Ardee St. Marys are looking to replicate their semi-final performance at Croke Park. Photo by Michael P Ryan/Sportsfile
History is not on St Mary’s side going into today’s final – is it ever when there’s a championship meeting of Louth and Dublin sides?
This year’s meeting at under-21 level aside, nearly everything has gone Dublin’s way, and that’s particularly true of the Leinster Club championship.
Since the competition was first played in 1970, the counties’ champions have met eight times at various stages. The score stands at 8-0, Louth still waiting for a first win.
It’s Mary’s who have book ended the series, and that will still be the case after Saturday. Two years after Newtown Blues had been beaten by Offaly champions, Gracefield, in the first final, Mary’s played St Vincent in the second round and went down by 0-8 to 0-6.
The following year Cooley made it to the final at Drogheda, and gave the eventual All-Ireland champions, a star-studded UCD team, their fill of it before losing by a couple of points.
Geraldines were next to try their luck, but in a 1982 Croke Park second round match, they couldn’t keep pace with Barney Rock’s Ballymun Kickhams, losing by 0-13 to 1-3.

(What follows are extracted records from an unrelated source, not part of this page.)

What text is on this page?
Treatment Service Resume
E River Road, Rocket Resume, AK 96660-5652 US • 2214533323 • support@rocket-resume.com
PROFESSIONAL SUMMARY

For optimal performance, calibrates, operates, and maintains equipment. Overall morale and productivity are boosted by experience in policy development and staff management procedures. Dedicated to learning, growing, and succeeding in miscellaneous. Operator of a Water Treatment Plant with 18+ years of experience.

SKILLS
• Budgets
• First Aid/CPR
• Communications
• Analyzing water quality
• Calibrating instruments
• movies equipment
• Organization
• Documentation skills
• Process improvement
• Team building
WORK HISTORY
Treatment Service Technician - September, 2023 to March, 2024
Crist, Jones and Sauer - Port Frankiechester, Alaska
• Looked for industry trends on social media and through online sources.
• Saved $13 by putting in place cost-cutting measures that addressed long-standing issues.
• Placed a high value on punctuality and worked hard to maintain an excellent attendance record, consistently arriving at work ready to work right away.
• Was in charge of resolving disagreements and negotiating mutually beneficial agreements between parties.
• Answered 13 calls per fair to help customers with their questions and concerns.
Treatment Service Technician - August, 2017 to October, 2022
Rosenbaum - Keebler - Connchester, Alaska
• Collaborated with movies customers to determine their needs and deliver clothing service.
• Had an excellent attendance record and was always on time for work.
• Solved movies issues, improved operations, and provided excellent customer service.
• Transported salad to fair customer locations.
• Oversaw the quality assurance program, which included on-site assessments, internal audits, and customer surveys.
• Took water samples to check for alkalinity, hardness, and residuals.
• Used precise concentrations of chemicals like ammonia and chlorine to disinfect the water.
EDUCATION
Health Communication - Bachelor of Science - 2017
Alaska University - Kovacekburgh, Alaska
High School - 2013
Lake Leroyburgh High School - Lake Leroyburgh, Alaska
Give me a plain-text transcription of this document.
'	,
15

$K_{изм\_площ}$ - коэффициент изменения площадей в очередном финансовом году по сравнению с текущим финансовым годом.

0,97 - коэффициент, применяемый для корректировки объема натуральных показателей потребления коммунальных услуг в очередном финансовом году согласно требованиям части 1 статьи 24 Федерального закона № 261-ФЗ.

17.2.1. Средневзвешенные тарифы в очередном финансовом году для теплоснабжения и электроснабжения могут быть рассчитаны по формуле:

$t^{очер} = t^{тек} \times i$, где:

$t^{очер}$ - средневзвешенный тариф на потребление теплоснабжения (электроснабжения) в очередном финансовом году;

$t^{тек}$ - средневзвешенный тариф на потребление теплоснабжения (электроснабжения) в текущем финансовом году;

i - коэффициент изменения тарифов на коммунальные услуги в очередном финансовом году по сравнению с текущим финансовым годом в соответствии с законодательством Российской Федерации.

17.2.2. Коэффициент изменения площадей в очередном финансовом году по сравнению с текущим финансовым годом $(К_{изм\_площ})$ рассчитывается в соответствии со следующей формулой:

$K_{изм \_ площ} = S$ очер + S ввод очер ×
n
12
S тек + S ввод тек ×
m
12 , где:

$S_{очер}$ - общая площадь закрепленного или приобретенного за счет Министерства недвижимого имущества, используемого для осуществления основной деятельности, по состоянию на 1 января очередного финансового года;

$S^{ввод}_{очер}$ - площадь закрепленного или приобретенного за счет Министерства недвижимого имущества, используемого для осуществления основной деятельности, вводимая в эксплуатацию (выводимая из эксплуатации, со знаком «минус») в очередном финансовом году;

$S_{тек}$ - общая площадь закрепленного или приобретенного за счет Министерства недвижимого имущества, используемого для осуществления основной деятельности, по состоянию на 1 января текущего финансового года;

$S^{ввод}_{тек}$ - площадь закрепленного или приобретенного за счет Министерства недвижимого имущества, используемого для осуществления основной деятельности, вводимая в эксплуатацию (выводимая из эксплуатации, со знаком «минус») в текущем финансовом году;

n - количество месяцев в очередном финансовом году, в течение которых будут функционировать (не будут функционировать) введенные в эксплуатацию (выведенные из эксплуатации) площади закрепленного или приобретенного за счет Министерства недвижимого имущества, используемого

Next up were Cooley, and having beaten Kilkenny side, Muckalee, in the 1990 first round, the last Kickhams team to win the Louth senior championship lost out to Thomas Davis at Fr McEvoy Park.
The 1997 semi-final meeting of Stabannon Parnells and Erin’s Isle was a semi-final played at Navan, and it ended in a 0-11 to 0-8 defeat for the Louth standard-bearers.
The sixth Louth/Dublin clash was at St Brigid’s Park, St Patrick’s, making their Leinster bow, taking on St Brigid’s at Dowdallshill in 2003. A close one this, Pat’s missing out by a point, 0-6 to 0-5.
Kilmacud Crokes, who went on to win the All-Ireland, beat Blues 1-13 to 1-9 in Drogheda, and then last year, Mary’s gave the same Dublin side a stiff test at Pairc Mhuire.
Time, surely, for a Louth win. Cuala have had two significant wins this year, a defeat of Kilmacud in the Dublin final and win over Naas in the Leinster quarter-final. But Mary’s were at their very best last Saturday, and if they carry that form into the decider, won’t be found wanting.